Regarding your comment about the entropy prior intensity: I agree with you that it seems bizarre to me that an image with max intensities of 1e-159 would yield a lower loss function value than, say, one with uniform values of 1e-7. Outside of any optimization loop, can you just verify what the nll loss, entropy loss, and sum of both are for the last image w/o nans and a blank one of 1e-7?

For the last image without nans, the nll loss is 1.5563 and the entropy loss is -105.7719. The sum (i.e. total loss) is -104.2156. I can work on getting those values for a blank cube of 1e-7.

Is there anything weird about the value (type, int, string, etc...) that you are using for the entropy prior intensity? To be safe you could specify it as a torch tensor, since that's how it would be used inside of the entropy function.

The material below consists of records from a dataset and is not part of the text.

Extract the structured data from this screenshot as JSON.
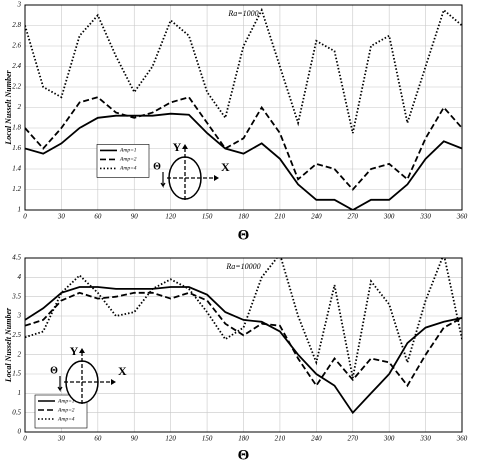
{
  "chart_data": [
    {
      "type": "line",
      "title": "Ra=1000",
      "y_label": "Local Nusselt Number",
      "x_label": "Θ",
      "x": [
        0,
        15,
        30,
        45,
        60,
        75,
        90,
        105,
        120,
        135,
        150,
        165,
        180,
        195,
        210,
        225,
        240,
        255,
        270,
        285,
        300,
        315,
        330,
        345,
        360
      ],
      "xlim": [
        0,
        360
      ],
      "xticks": [
        0,
        30,
        60,
        90,
        120,
        150,
        180,
        210,
        240,
        270,
        300,
        330,
        360
      ],
      "ylim": [
        1,
        3
      ],
      "yticks": [
        1,
        1.2,
        1.4,
        1.6,
        1.8,
        2,
        2.2,
        2.4,
        2.6,
        2.8,
        3
      ],
      "grid": true,
      "legend_loc": "center left",
      "annotations": [
        "Y",
        "X",
        "Θ"
      ],
      "series": [
        {
          "name": "Amp=1",
          "color": "#000000",
          "linestyle": "solid",
          "values": [
            1.6,
            1.55,
            1.65,
            1.8,
            1.9,
            1.92,
            1.92,
            1.92,
            1.94,
            1.93,
            1.75,
            1.6,
            1.55,
            1.65,
            1.5,
            1.25,
            1.1,
            1.1,
            1.0,
            1.1,
            1.1,
            1.25,
            1.5,
            1.67,
            1.6
          ]
        },
        {
          "name": "Amp=2",
          "color": "#000000",
          "linestyle": "dashed",
          "values": [
            1.8,
            1.6,
            1.8,
            2.05,
            2.1,
            1.95,
            1.9,
            1.95,
            2.05,
            2.1,
            1.85,
            1.6,
            1.7,
            2.0,
            1.75,
            1.3,
            1.45,
            1.4,
            1.2,
            1.4,
            1.45,
            1.3,
            1.7,
            2.0,
            1.8
          ]
        },
        {
          "name": "Amp=4",
          "color": "#000000",
          "linestyle": "dotted",
          "values": [
            2.8,
            2.2,
            2.1,
            2.7,
            2.9,
            2.5,
            2.15,
            2.4,
            2.85,
            2.7,
            2.15,
            1.9,
            2.6,
            2.95,
            2.4,
            1.85,
            2.65,
            2.55,
            1.75,
            2.6,
            2.7,
            1.85,
            2.4,
            2.95,
            2.8
          ]
        }
      ]
    },
    {
      "type": "line",
      "title": "Ra=10000",
      "y_label": "Local Nusselt Number",
      "x_label": "Θ",
      "x": [
        0,
        15,
        30,
        45,
        60,
        75,
        90,
        105,
        120,
        135,
        150,
        165,
        180,
        195,
        210,
        225,
        240,
        255,
        270,
        285,
        300,
        315,
        330,
        345,
        360
      ],
      "xlim": [
        0,
        360
      ],
      "xticks": [
        0,
        30,
        60,
        90,
        120,
        150,
        180,
        210,
        240,
        270,
        300,
        330,
        360
      ],
      "ylim": [
        0,
        4.5
      ],
      "yticks": [
        0,
        0.5,
        1,
        1.5,
        2,
        2.5,
        3,
        3.5,
        4,
        4.5
      ],
      "grid": true,
      "legend_loc": "lower left",
      "annotations": [
        "Y",
        "X",
        "Θ"
      ],
      "series": [
        {
          "name": "Amp=1",
          "color": "#000000",
          "linestyle": "solid",
          "values": [
            2.9,
            3.2,
            3.6,
            3.75,
            3.75,
            3.7,
            3.7,
            3.7,
            3.75,
            3.75,
            3.55,
            3.1,
            2.9,
            2.85,
            2.6,
            2.0,
            1.5,
            1.2,
            0.5,
            1.0,
            1.5,
            2.3,
            2.7,
            2.85,
            2.95
          ]
        },
        {
          "name": "Amp=2",
          "color": "#000000",
          "linestyle": "dashed",
          "values": [
            2.75,
            2.9,
            3.4,
            3.6,
            3.45,
            3.5,
            3.6,
            3.6,
            3.45,
            3.6,
            3.4,
            2.8,
            2.5,
            2.8,
            2.75,
            1.9,
            1.2,
            1.9,
            1.35,
            1.9,
            1.8,
            1.2,
            2.0,
            2.7,
            2.95
          ]
        },
        {
          "name": "Amp=4",
          "color": "#000000",
          "linestyle": "dotted",
          "values": [
            2.45,
            2.6,
            3.6,
            4.05,
            3.6,
            3.0,
            3.1,
            3.7,
            3.95,
            3.7,
            3.1,
            2.4,
            2.7,
            4.0,
            4.6,
            3.0,
            1.8,
            3.8,
            1.4,
            3.9,
            3.3,
            1.8,
            3.4,
            4.6,
            2.4
          ]
        }
      ]
    }
  ]
}
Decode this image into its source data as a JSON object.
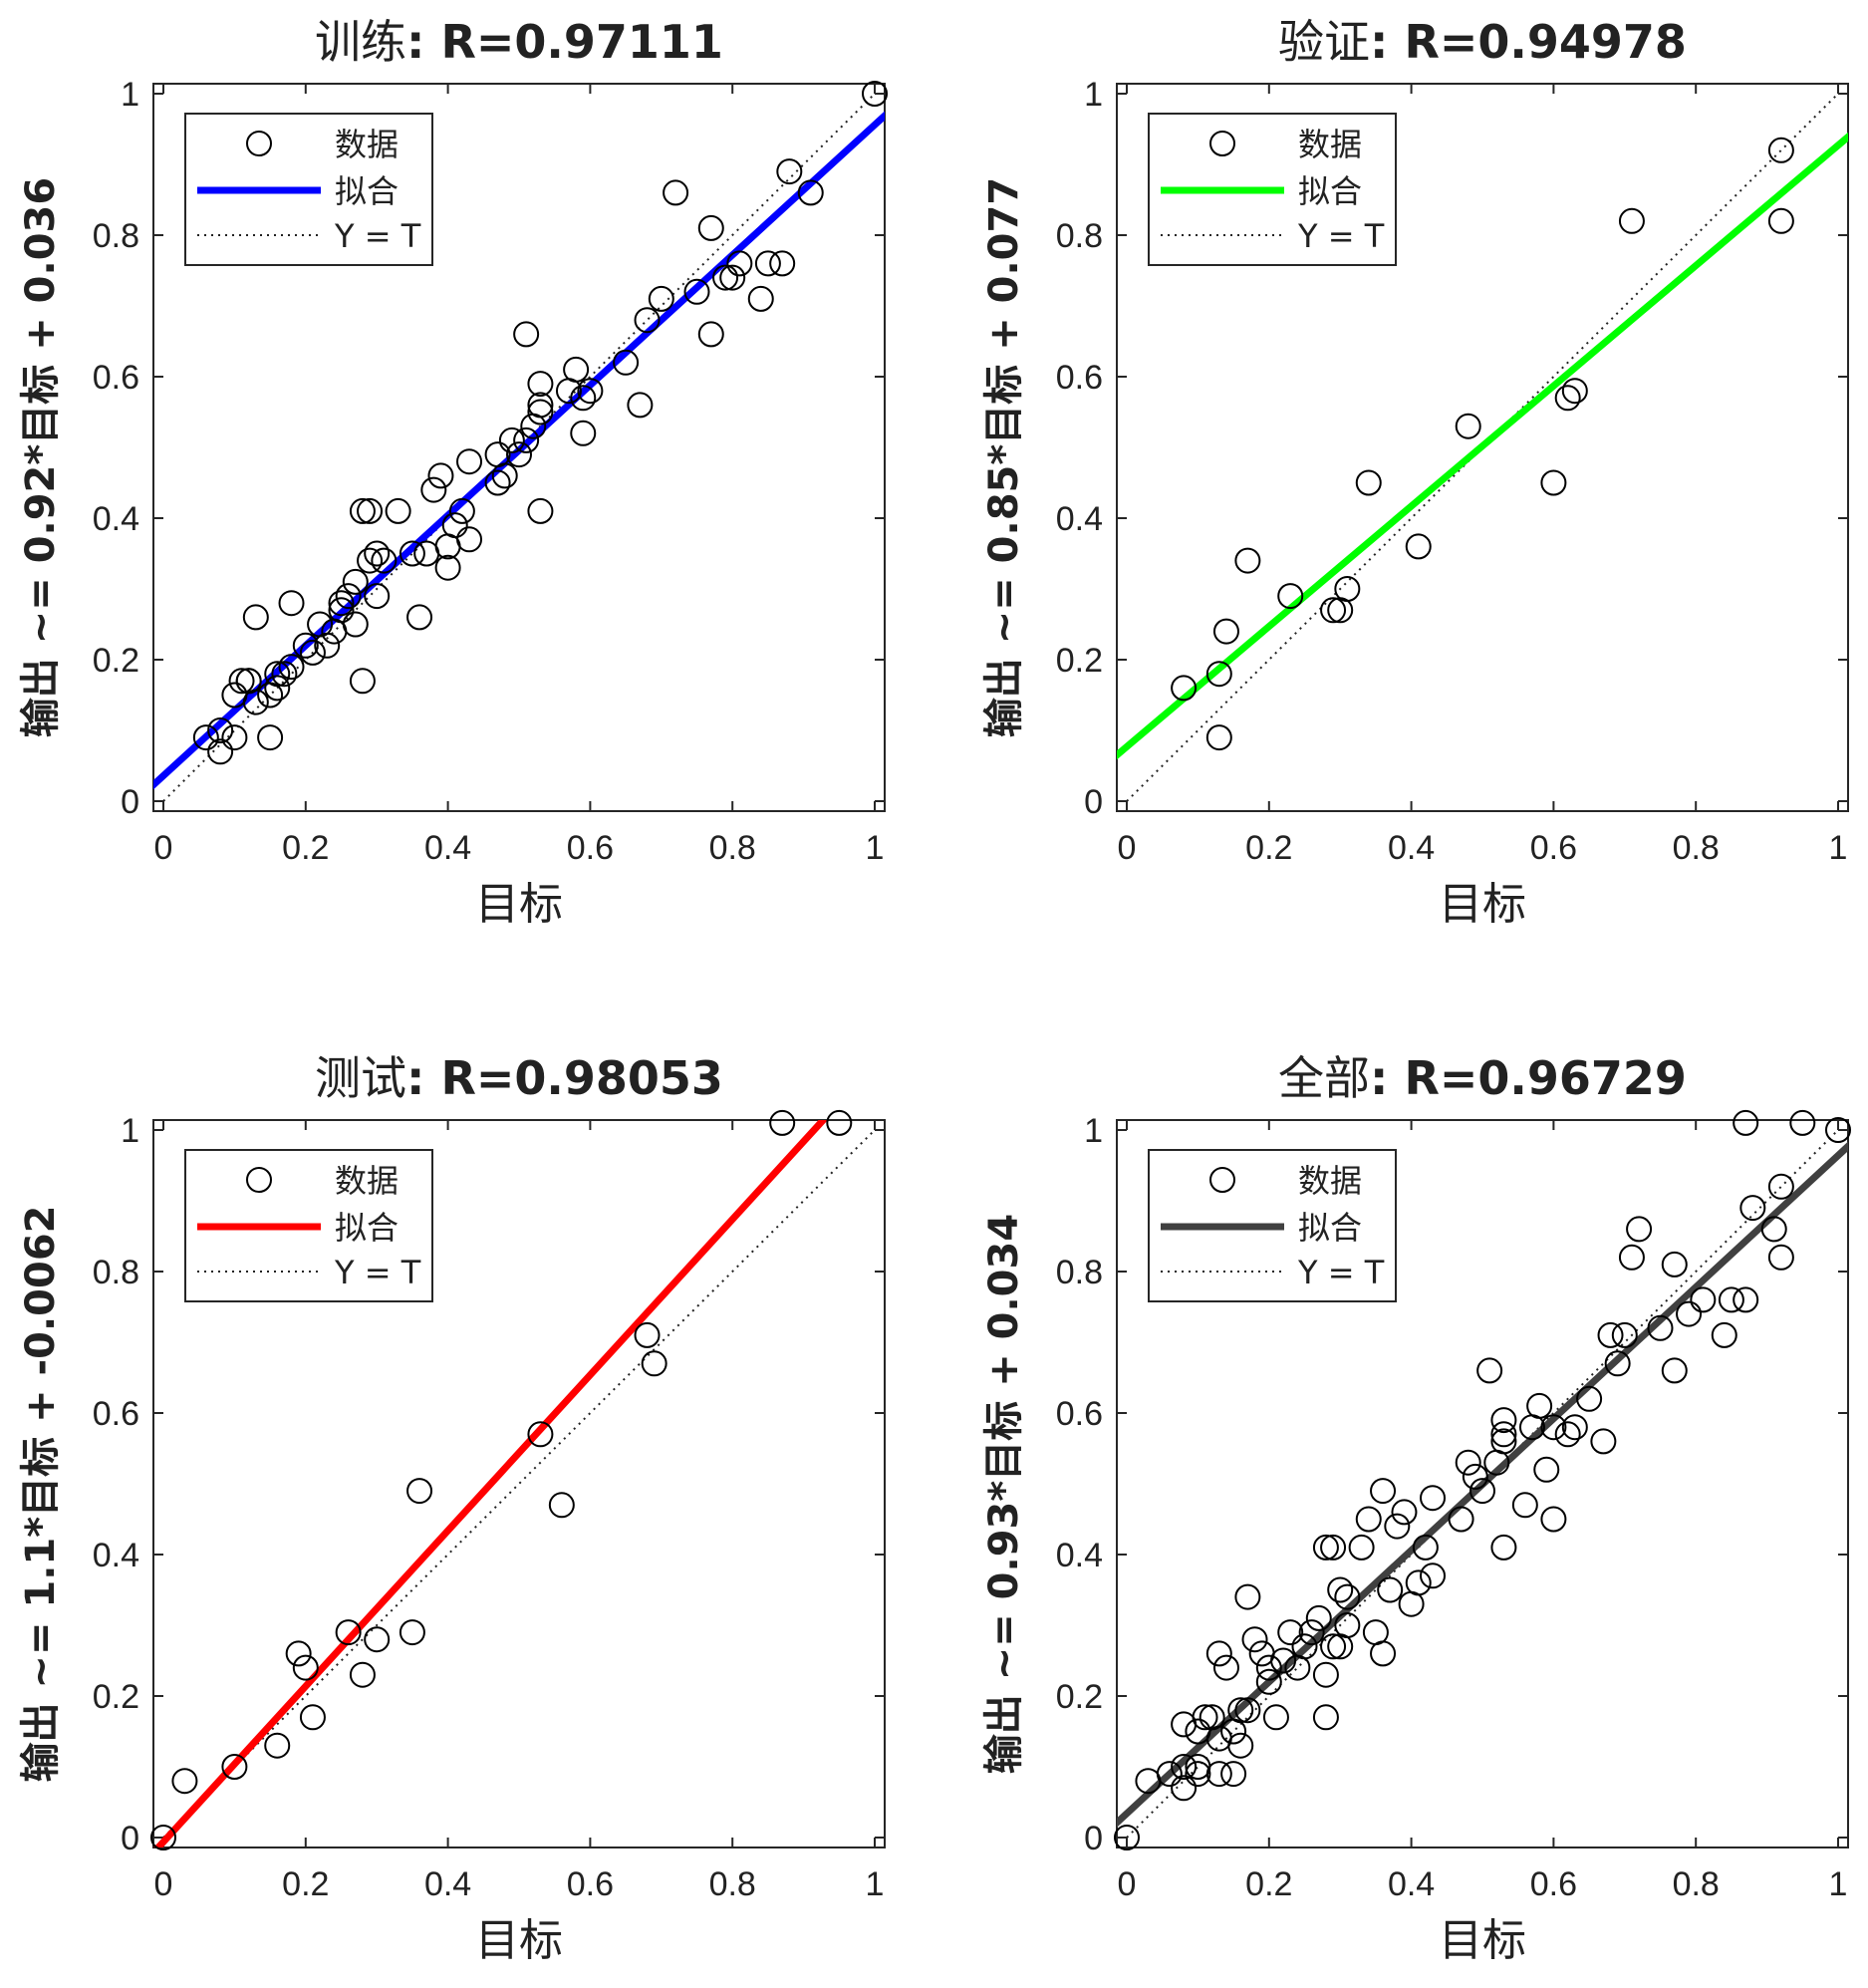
{
  "chart_data": [
    {
      "type": "scatter",
      "title_prefix": "训练",
      "title_stat": ": R=0.97111",
      "ylabel": "输出 ~= 0.92*目标 + 0.036",
      "xlabel": "目标",
      "xlim": [
        0,
        1
      ],
      "ylim": [
        0,
        1
      ],
      "xticks": [
        "0",
        "0.2",
        "0.4",
        "0.6",
        "0.8",
        "1"
      ],
      "yticks": [
        "0",
        "0.2",
        "0.4",
        "0.6",
        "0.8",
        "1"
      ],
      "fit": {
        "slope": 0.92,
        "intercept": 0.036,
        "color": "#0000ff"
      },
      "legend": {
        "data": "数据",
        "fit": "拟合",
        "ref": "Y = T",
        "placement": "top-left"
      },
      "points": [
        [
          0.06,
          0.09
        ],
        [
          0.08,
          0.07
        ],
        [
          0.08,
          0.1
        ],
        [
          0.1,
          0.09
        ],
        [
          0.1,
          0.15
        ],
        [
          0.11,
          0.17
        ],
        [
          0.12,
          0.17
        ],
        [
          0.12,
          0.17
        ],
        [
          0.13,
          0.14
        ],
        [
          0.15,
          0.09
        ],
        [
          0.15,
          0.15
        ],
        [
          0.16,
          0.16
        ],
        [
          0.16,
          0.18
        ],
        [
          0.17,
          0.18
        ],
        [
          0.18,
          0.19
        ],
        [
          0.18,
          0.28
        ],
        [
          0.13,
          0.26
        ],
        [
          0.2,
          0.22
        ],
        [
          0.21,
          0.21
        ],
        [
          0.22,
          0.25
        ],
        [
          0.23,
          0.22
        ],
        [
          0.24,
          0.24
        ],
        [
          0.25,
          0.27
        ],
        [
          0.25,
          0.28
        ],
        [
          0.26,
          0.29
        ],
        [
          0.27,
          0.31
        ],
        [
          0.27,
          0.25
        ],
        [
          0.28,
          0.17
        ],
        [
          0.28,
          0.41
        ],
        [
          0.29,
          0.41
        ],
        [
          0.29,
          0.34
        ],
        [
          0.3,
          0.35
        ],
        [
          0.3,
          0.29
        ],
        [
          0.31,
          0.34
        ],
        [
          0.33,
          0.41
        ],
        [
          0.35,
          0.35
        ],
        [
          0.36,
          0.26
        ],
        [
          0.37,
          0.35
        ],
        [
          0.38,
          0.44
        ],
        [
          0.39,
          0.46
        ],
        [
          0.4,
          0.33
        ],
        [
          0.4,
          0.36
        ],
        [
          0.41,
          0.39
        ],
        [
          0.42,
          0.41
        ],
        [
          0.43,
          0.37
        ],
        [
          0.43,
          0.48
        ],
        [
          0.47,
          0.45
        ],
        [
          0.47,
          0.49
        ],
        [
          0.48,
          0.46
        ],
        [
          0.49,
          0.51
        ],
        [
          0.5,
          0.49
        ],
        [
          0.51,
          0.51
        ],
        [
          0.51,
          0.66
        ],
        [
          0.52,
          0.53
        ],
        [
          0.53,
          0.55
        ],
        [
          0.53,
          0.56
        ],
        [
          0.53,
          0.59
        ],
        [
          0.53,
          0.41
        ],
        [
          0.57,
          0.58
        ],
        [
          0.58,
          0.61
        ],
        [
          0.59,
          0.52
        ],
        [
          0.59,
          0.57
        ],
        [
          0.6,
          0.58
        ],
        [
          0.65,
          0.62
        ],
        [
          0.67,
          0.56
        ],
        [
          0.68,
          0.68
        ],
        [
          0.7,
          0.71
        ],
        [
          0.72,
          0.86
        ],
        [
          0.75,
          0.72
        ],
        [
          0.77,
          0.66
        ],
        [
          0.77,
          0.81
        ],
        [
          0.79,
          0.74
        ],
        [
          0.8,
          0.74
        ],
        [
          0.81,
          0.76
        ],
        [
          0.84,
          0.71
        ],
        [
          0.85,
          0.76
        ],
        [
          0.87,
          0.76
        ],
        [
          0.88,
          0.89
        ],
        [
          0.91,
          0.86
        ],
        [
          1.0,
          1.0
        ]
      ]
    },
    {
      "type": "scatter",
      "title_prefix": "验证",
      "title_stat": ": R=0.94978",
      "ylabel": "输出 ~= 0.85*目标 + 0.077",
      "xlabel": "目标",
      "xlim": [
        0,
        1
      ],
      "ylim": [
        0,
        1
      ],
      "xticks": [
        "0",
        "0.2",
        "0.4",
        "0.6",
        "0.8",
        "1"
      ],
      "yticks": [
        "0",
        "0.2",
        "0.4",
        "0.6",
        "0.8",
        "1"
      ],
      "fit": {
        "slope": 0.85,
        "intercept": 0.077,
        "color": "#00ff00"
      },
      "legend": {
        "data": "数据",
        "fit": "拟合",
        "ref": "Y = T",
        "placement": "top-left"
      },
      "points": [
        [
          0.08,
          0.16
        ],
        [
          0.13,
          0.09
        ],
        [
          0.13,
          0.18
        ],
        [
          0.14,
          0.24
        ],
        [
          0.17,
          0.34
        ],
        [
          0.23,
          0.29
        ],
        [
          0.29,
          0.27
        ],
        [
          0.3,
          0.27
        ],
        [
          0.31,
          0.3
        ],
        [
          0.34,
          0.45
        ],
        [
          0.41,
          0.36
        ],
        [
          0.48,
          0.53
        ],
        [
          0.6,
          0.45
        ],
        [
          0.62,
          0.57
        ],
        [
          0.63,
          0.58
        ],
        [
          0.71,
          0.82
        ],
        [
          0.92,
          0.82
        ],
        [
          0.92,
          0.92
        ]
      ]
    },
    {
      "type": "scatter",
      "title_prefix": "测试",
      "title_stat": ": R=0.98053",
      "ylabel": "输出 ~= 1.1*目标 + -0.0062",
      "xlabel": "目标",
      "xlim": [
        0,
        1
      ],
      "ylim": [
        0,
        1
      ],
      "xticks": [
        "0",
        "0.2",
        "0.4",
        "0.6",
        "0.8",
        "1"
      ],
      "yticks": [
        "0",
        "0.2",
        "0.4",
        "0.6",
        "0.8",
        "1"
      ],
      "fit": {
        "slope": 1.1,
        "intercept": -0.0062,
        "color": "#ff0000"
      },
      "legend": {
        "data": "数据",
        "fit": "拟合",
        "ref": "Y = T",
        "placement": "top-left"
      },
      "points": [
        [
          0.0,
          0.0
        ],
        [
          0.03,
          0.08
        ],
        [
          0.1,
          0.1
        ],
        [
          0.16,
          0.13
        ],
        [
          0.19,
          0.26
        ],
        [
          0.2,
          0.24
        ],
        [
          0.21,
          0.17
        ],
        [
          0.26,
          0.29
        ],
        [
          0.28,
          0.23
        ],
        [
          0.3,
          0.28
        ],
        [
          0.35,
          0.29
        ],
        [
          0.36,
          0.49
        ],
        [
          0.53,
          0.57
        ],
        [
          0.56,
          0.47
        ],
        [
          0.68,
          0.71
        ],
        [
          0.69,
          0.67
        ],
        [
          0.87,
          1.01
        ],
        [
          0.95,
          1.01
        ]
      ]
    },
    {
      "type": "scatter",
      "title_prefix": "全部",
      "title_stat": ": R=0.96729",
      "ylabel": "输出 ~= 0.93*目标 + 0.034",
      "xlabel": "目标",
      "xlim": [
        0,
        1
      ],
      "ylim": [
        0,
        1
      ],
      "xticks": [
        "0",
        "0.2",
        "0.4",
        "0.6",
        "0.8",
        "1"
      ],
      "yticks": [
        "0",
        "0.2",
        "0.4",
        "0.6",
        "0.8",
        "1"
      ],
      "fit": {
        "slope": 0.93,
        "intercept": 0.034,
        "color": "#404040"
      },
      "legend": {
        "data": "数据",
        "fit": "拟合",
        "ref": "Y = T",
        "placement": "top-left"
      },
      "points": [
        [
          0.0,
          0.0
        ],
        [
          0.03,
          0.08
        ],
        [
          0.06,
          0.09
        ],
        [
          0.08,
          0.07
        ],
        [
          0.08,
          0.1
        ],
        [
          0.08,
          0.16
        ],
        [
          0.1,
          0.09
        ],
        [
          0.1,
          0.1
        ],
        [
          0.1,
          0.15
        ],
        [
          0.11,
          0.17
        ],
        [
          0.12,
          0.17
        ],
        [
          0.13,
          0.14
        ],
        [
          0.13,
          0.09
        ],
        [
          0.13,
          0.26
        ],
        [
          0.14,
          0.24
        ],
        [
          0.15,
          0.09
        ],
        [
          0.15,
          0.15
        ],
        [
          0.16,
          0.13
        ],
        [
          0.16,
          0.18
        ],
        [
          0.17,
          0.34
        ],
        [
          0.17,
          0.18
        ],
        [
          0.18,
          0.28
        ],
        [
          0.19,
          0.26
        ],
        [
          0.2,
          0.24
        ],
        [
          0.2,
          0.22
        ],
        [
          0.21,
          0.17
        ],
        [
          0.22,
          0.25
        ],
        [
          0.23,
          0.29
        ],
        [
          0.24,
          0.24
        ],
        [
          0.25,
          0.27
        ],
        [
          0.26,
          0.29
        ],
        [
          0.27,
          0.31
        ],
        [
          0.28,
          0.17
        ],
        [
          0.28,
          0.23
        ],
        [
          0.28,
          0.41
        ],
        [
          0.29,
          0.41
        ],
        [
          0.29,
          0.27
        ],
        [
          0.3,
          0.27
        ],
        [
          0.3,
          0.35
        ],
        [
          0.31,
          0.3
        ],
        [
          0.31,
          0.34
        ],
        [
          0.33,
          0.41
        ],
        [
          0.34,
          0.45
        ],
        [
          0.35,
          0.29
        ],
        [
          0.36,
          0.49
        ],
        [
          0.36,
          0.26
        ],
        [
          0.37,
          0.35
        ],
        [
          0.38,
          0.44
        ],
        [
          0.39,
          0.46
        ],
        [
          0.4,
          0.33
        ],
        [
          0.41,
          0.36
        ],
        [
          0.42,
          0.41
        ],
        [
          0.43,
          0.37
        ],
        [
          0.43,
          0.48
        ],
        [
          0.47,
          0.45
        ],
        [
          0.48,
          0.53
        ],
        [
          0.49,
          0.51
        ],
        [
          0.5,
          0.49
        ],
        [
          0.51,
          0.66
        ],
        [
          0.52,
          0.53
        ],
        [
          0.53,
          0.56
        ],
        [
          0.53,
          0.59
        ],
        [
          0.53,
          0.57
        ],
        [
          0.53,
          0.41
        ],
        [
          0.56,
          0.47
        ],
        [
          0.57,
          0.58
        ],
        [
          0.58,
          0.61
        ],
        [
          0.59,
          0.52
        ],
        [
          0.6,
          0.45
        ],
        [
          0.6,
          0.58
        ],
        [
          0.62,
          0.57
        ],
        [
          0.63,
          0.58
        ],
        [
          0.65,
          0.62
        ],
        [
          0.67,
          0.56
        ],
        [
          0.68,
          0.71
        ],
        [
          0.69,
          0.67
        ],
        [
          0.7,
          0.71
        ],
        [
          0.71,
          0.82
        ],
        [
          0.72,
          0.86
        ],
        [
          0.75,
          0.72
        ],
        [
          0.77,
          0.66
        ],
        [
          0.77,
          0.81
        ],
        [
          0.79,
          0.74
        ],
        [
          0.81,
          0.76
        ],
        [
          0.84,
          0.71
        ],
        [
          0.85,
          0.76
        ],
        [
          0.87,
          0.76
        ],
        [
          0.87,
          1.01
        ],
        [
          0.88,
          0.89
        ],
        [
          0.91,
          0.86
        ],
        [
          0.92,
          0.82
        ],
        [
          0.92,
          0.92
        ],
        [
          0.95,
          1.01
        ],
        [
          1.0,
          1.0
        ]
      ]
    }
  ]
}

I've been specifying in the same ways I always have been, but I've tried changing it up and this hasn't had any effect.

You are just running with the entropy regularizer, right? No other regularizers?

Correct.

[iancze]

Closed by #179 . I think the summary is that @iancze had originally implemented the total flux prefactor normalization incorrectly. In the EHT IV paper (which we claimed to follow!) they use this prefactor as a fixed estimate of the total flux. In our original implementation, we implemented this as a normalization that was recalculated using the total flux of the current image. Apparently this lead to instabilities when optimizing, including exploding gradients. PR #179 updated the entropy loss function to be the same as EHT IV (with fixed, constant prefactor), and so far this issue seems to be resolved.